When originally described, the genus Bryconops was placed in the family Characidae. Research from Oliveira et al. prompted Bryconops, along with sister genera Piabucus and Iguanodectes, to be moved to the family Iguanodectidae in 2011, which was revived from the work of ichthyologist Carl H. Eigenmann. Therefore, B. alburnoides is a characiform fish of the family Iguanodectidae.

Bryconops has long known to be related to Brycon, Tetragonopterus, and Chalceus, which are its most closely related characiform genera. Within the genus Bryconops, B. alburnoides is isolated from the subgenus Creatochanes and from the Bryconops caudomaculatus species complex; it is not considered a member of Creatochanes, and there are six members of the subgenus Bryconops, five of which are part of the aforementioned complex. B. alburnoides is the sole remainder.

== Etymology ==
Many members of the genus Bryconops draw comparisons to other taxa, but B. alburnoides in particular bears a resemblance to members of the cyprinid genus Alburnus. This, in fact, is the origin of its specific epithet; the suffix "–oides" means "with the form of" or "resembling", hence alburnoides.
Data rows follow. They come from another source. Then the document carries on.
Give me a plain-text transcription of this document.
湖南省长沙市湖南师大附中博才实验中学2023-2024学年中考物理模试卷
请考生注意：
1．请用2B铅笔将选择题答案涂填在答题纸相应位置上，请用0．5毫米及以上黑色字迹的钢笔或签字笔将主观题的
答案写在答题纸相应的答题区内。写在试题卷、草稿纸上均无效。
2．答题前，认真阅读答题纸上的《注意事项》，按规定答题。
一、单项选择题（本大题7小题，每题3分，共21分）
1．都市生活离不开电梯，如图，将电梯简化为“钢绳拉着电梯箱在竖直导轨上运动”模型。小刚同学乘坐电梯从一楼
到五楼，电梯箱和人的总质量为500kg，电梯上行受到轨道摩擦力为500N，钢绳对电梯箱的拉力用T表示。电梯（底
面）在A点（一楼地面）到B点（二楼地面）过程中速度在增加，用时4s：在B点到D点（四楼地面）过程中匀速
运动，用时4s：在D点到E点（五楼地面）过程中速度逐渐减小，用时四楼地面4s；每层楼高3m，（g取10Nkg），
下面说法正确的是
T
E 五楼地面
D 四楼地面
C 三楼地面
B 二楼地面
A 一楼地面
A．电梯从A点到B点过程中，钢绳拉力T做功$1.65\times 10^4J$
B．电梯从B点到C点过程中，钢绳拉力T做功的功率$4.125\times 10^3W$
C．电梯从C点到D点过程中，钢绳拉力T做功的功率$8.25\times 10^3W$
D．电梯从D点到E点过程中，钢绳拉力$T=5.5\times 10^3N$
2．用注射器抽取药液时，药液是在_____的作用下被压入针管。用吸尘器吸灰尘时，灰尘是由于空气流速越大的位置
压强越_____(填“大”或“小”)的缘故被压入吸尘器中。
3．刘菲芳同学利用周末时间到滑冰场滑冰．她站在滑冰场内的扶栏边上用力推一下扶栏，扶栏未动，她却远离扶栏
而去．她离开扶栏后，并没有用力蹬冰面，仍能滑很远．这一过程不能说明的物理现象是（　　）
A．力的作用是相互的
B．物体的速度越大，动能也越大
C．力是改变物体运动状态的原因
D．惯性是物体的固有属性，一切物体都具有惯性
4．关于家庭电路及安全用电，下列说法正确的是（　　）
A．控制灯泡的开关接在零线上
The genus name Bryconops in itself is a reference to another taxon - Brycon is a genus of characins that also lives in South America. Therefore, B. alburnoides' full scientific name means "resembling Brycon and Alburnus". The name Brycon originates in Greek, and comes from the word "bryko", which means "to bite" or "to eat". This is in reference to the notable set of teeth that all members of the genus are equipped with.

The name alburnoides is also used for the genus Alburnoides, consisting of cyprinid fishes that inhabit Europe and Asia. Outside of similar nomenclature, Alburnoides is entirely unrelated to B. alburnoides.

== Habitat and ecology ==
Like the rest of the genus Bryconops, B. alburnoides is found solely in South American freshwater habitats. It is local to the Amazon and Orinoco river basins, as well as flood-plain lakes in the lower Orinoco region.

Bryconops alburnoides is an insectivore, demonstrating a marked preference for terrestrial insects. Its consumption increases opportunistically with windy and rainy weather, which sweeps more prey into its aquatic habitat. This is in line with other members of the genus, all of which have a diet that consists at least partially of insects.